Valter Hugo Mãe

O poeta move


Rubrica "Cidadania Impura", de Valter Hugo Mãe.

Hoje, 18 de fevereiro, completaria 100 anos o poeta Lêdo Ivo, esse que falava de seus mortos e de como jamais cessam de morrer. Mas os poetas são todos uma rebeldia contra a morte e perduram à revelia, corrompem o absoluto, impedem o silêncio e a imobilidade. O Lêdo é movimento. Faz 100 anos de idade e move.

Por absurda alteração do Planeta, continua certa Primavera e a luz celebra. Fomos todos ensinados para o louvor da luz e os dias parecem mesmo andar poéticos, levezinhos como se fossem fantasias, tempo de histórias de encantamento e amorosidade. Uma Primavera permanente, à espera da passarada e dos arraiais que haverão de chegar com a cristandade nas capelas que se enfeitam.
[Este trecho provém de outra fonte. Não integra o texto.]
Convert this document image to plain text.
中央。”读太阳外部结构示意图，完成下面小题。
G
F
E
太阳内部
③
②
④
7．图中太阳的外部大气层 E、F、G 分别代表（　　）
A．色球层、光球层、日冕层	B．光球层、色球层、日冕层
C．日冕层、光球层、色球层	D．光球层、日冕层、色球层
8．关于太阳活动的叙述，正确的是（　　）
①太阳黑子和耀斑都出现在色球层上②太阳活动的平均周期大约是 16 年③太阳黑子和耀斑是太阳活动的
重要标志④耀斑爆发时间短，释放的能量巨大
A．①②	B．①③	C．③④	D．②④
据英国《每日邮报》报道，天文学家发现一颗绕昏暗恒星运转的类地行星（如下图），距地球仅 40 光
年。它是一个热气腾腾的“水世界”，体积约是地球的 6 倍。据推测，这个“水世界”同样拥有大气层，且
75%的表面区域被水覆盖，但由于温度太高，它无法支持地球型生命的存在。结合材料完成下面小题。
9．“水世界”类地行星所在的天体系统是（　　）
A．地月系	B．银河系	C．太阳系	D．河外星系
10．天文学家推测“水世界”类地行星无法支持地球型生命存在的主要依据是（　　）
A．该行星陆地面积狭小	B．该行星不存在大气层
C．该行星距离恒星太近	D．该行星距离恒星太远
Hoje é dia de Lêdo Ivo e eu imagino Maceió, sua terra, passando gambiarras pelos telhados, acendendo noite fora uma festa que imita flores ardendo em cor. Imagino seus poemas saindo à rua, feitos dos rostos do povo que cantou, e gosto de acreditar que Lêdo vê. Se ele move, ele vê. Gosto de acreditar que há um resto de alma eterno nem que seja apenas para quem soube criar um verso perfeito. Deus tem de existir nem que apenas para aqueles que merecem.
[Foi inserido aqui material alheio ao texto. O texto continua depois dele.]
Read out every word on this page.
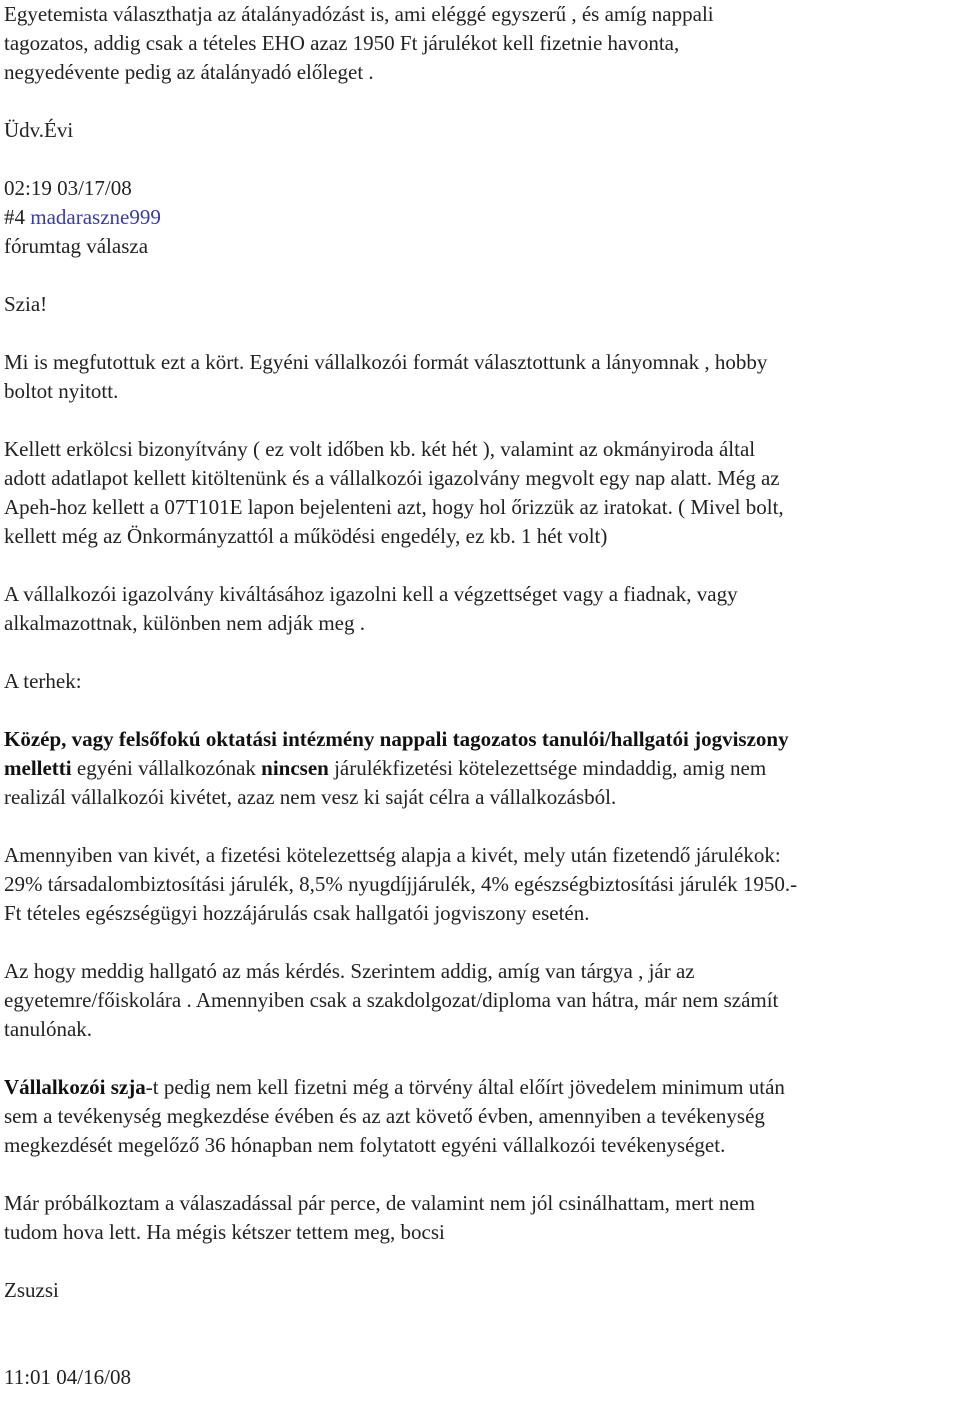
Egyetemista választhatja az átalányadózást is, ami eléggé egyszerű , és amíg nappali

tagozatos, addig csak a tételes EHO azaz 1950 Ft járulékot kell fizetnie havonta,

negyedévente pedig az átalányadó előleget .

Üdv.Évi

02:19 03/17/08

#4 madaraszne999

fórumtag válasza

Szia!

Mi is megfutottuk ezt a kört. Egyéni vállalkozói formát választottunk a lányomnak , hobby

boltot nyitott.

Kellett erkölcsi bizonyítvány ( ez volt időben kb. két hét ), valamint az okmányiroda által

adott adatlapot kellett kitöltenünk és a vállalkozói igazolvány megvolt egy nap alatt. Még az

Apeh-hoz kellett a 07T101E lapon bejelenteni azt, hogy hol őrizzük az iratokat. ( Mivel bolt,

kellett még az Önkormányzattól a működési engedély, ez kb. 1 hét volt)

A vállalkozói igazolvány kiváltásához igazolni kell a végzettséget vagy a fiadnak, vagy

alkalmazottnak, különben nem adják meg .

A terhek:

Közép, vagy felsőfokú oktatási intézmény nappali tagozatos tanulói/hallgatói jogviszony

melletti egyéni vállalkozónak nincsen járulékfizetési kötelezettsége mindaddig, amig nem

realizál vállalkozói kivétet, azaz nem vesz ki saját célra a vállalkozásból.

Amennyiben van kivét, a fizetési kötelezettség alapja a kivét, mely után fizetendő járulékok:

29% társadalombiztosítási járulék, 8,5% nyugdíjjárulék, 4% egészségbiztosítási járulék 1950.-

Ft tételes egészségügyi hozzájárulás csak hallgatói jogviszony esetén.

Az hogy meddig hallgató az más kérdés. Szerintem addig, amíg van tárgya , jár az

egyetemre/főiskolára . Amennyiben csak a szakdolgozat/diploma van hátra, már nem számít

tanulónak.

Vállalkozói szja-t pedig nem kell fizetni még a törvény által előírt jövedelem minimum után

sem a tevékenység megkezdése évében és az azt követő évben, amennyiben a tevékenység

megkezdését megelőző 36 hónapban nem folytatott egyéni vállalkozói tevékenységet.

Már próbálkoztam a válaszadással pár perce, de valamint nem jól csinálhattam, mert nem

tudom hova lett. Ha mégis kétszer tettem meg, bocsi

Zsuzsi

11:01 04/16/08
Um amigo mandou do Brasil notícia de que uma criança acordou a meio de uma noite e declamou um poema sem jamais o haver lido. Não se sabe de que poeta, mas dizem seus pais que era claramente um poema famoso, um clássico inteiro que a criança declamou igual a estar recebendo o espírito de algum escritor. A criança, de boca espantada, não entendeu nada e espera que não volte a acontecer. Tem medo.

De outro modo, eu penso que é lindo que um poema dê num inocente sem mais nem menos. Um poema tão importante que aconteça numa boca qualquer, sem aviso, preparado para desarrumar tudo, especialmente a ideia de que não há mais nada. Porque, se a boca do inocente recebe o poema, o poeta haverá de o saber, o poeta move.

Hoje, fico a pensar em como seria se “O barulho do mar” viesse à boca de alguém que nem nunca o tivesse lido nem nunca tivesse sabido de Maceió ou de como são os mortos. Fico a pensar como seria perturbador e fascinante. Eu, que esperei sempre tudo a partir de uma só palavra, adoraria que por toda a parte a poesia regressasse assim. Brotada de bocas sem culpa porque todo o verso é semente deitada ao centro da humanidade. Pode germinar. Lêdo Ivo é feito para germinar.